How LLaMA-Factory compares

LLaMA-Factory alongside other open-source fine-tuning frameworks tools AI/TLDR tracks, ranked by GitHub stars.

ToolStarsWhat it does
LLaMA-Factory★ 72.3kFine-tune 100+ open LLMs and multimodal models with one CLI or a web UI
Unsloth★ 66.9kA library that speeds up LoRA and QLoRA fine-tuning while cutting memory use, aimed at training models on a single GPU.
PEFT★ 21.3kHugging Face's library of parameter-efficient fine-tuning methods such as LoRA, DoRA, and prompt tuning that train small adapters instead of full models.
FinGPT★ 20.5kFinGPT is an open-source project of financial LLMs, fine-tuned with LoRA on news and tweet data for tasks like sentiment analysis, relation extraction, and stock-move forecasting.
ms-swift★ 14.6kModelScope's framework for fine-tuning and deploying 600+ LLMs and 300+ multimodal models, supporting PEFT and full-parameter SFT, DPO, and GRPO.

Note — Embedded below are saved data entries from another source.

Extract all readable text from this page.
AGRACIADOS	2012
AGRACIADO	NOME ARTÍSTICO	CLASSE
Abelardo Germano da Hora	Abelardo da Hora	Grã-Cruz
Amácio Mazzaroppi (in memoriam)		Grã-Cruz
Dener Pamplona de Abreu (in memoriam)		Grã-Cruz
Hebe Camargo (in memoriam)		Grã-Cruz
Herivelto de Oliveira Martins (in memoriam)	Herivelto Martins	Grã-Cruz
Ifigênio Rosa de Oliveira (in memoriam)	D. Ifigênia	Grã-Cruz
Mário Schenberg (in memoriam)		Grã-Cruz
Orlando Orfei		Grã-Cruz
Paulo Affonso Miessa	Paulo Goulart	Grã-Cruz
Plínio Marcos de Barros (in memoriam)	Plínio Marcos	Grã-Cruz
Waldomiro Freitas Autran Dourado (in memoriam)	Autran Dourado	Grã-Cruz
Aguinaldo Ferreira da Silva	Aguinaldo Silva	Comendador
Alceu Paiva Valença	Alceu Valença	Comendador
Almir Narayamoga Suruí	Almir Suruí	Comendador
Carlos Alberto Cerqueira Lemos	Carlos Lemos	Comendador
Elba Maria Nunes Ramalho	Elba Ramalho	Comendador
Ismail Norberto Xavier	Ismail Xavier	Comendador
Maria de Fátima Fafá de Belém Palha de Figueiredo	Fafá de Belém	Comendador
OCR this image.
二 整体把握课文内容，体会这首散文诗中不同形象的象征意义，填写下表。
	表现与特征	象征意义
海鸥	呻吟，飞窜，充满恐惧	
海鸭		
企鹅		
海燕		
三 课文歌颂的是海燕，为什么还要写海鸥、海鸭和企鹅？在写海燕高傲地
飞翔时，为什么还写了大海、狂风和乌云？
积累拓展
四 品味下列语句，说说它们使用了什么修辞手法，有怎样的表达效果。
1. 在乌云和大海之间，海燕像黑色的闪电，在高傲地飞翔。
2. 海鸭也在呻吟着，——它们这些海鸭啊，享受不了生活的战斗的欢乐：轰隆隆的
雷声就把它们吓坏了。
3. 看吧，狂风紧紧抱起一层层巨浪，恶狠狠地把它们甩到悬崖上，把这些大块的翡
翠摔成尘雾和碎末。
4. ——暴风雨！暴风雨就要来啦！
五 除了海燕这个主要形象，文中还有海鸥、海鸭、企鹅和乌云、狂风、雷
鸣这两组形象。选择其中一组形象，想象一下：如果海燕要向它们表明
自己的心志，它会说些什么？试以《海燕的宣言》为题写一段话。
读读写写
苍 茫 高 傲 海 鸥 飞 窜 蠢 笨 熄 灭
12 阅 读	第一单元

LitGPT★ 13.4kAn open-source toolkit from Lightning AI to pretrain, finetune, and serve 20+ large language models, each written from scratch for speed and full control.
Axolotl★ 12.1kA config-driven tool for fine-tuning and post-training open LLMs that supports SFT, LoRA/QLoRA, DPO, GRPO, and multi-GPU training across many model families.
Ludwig★ 11.7kLudwig is a low-code framework that lets you train, fine-tune, and deploy LLMs, multimodal, and tabular models using a YAML config instead of boilerplate Python.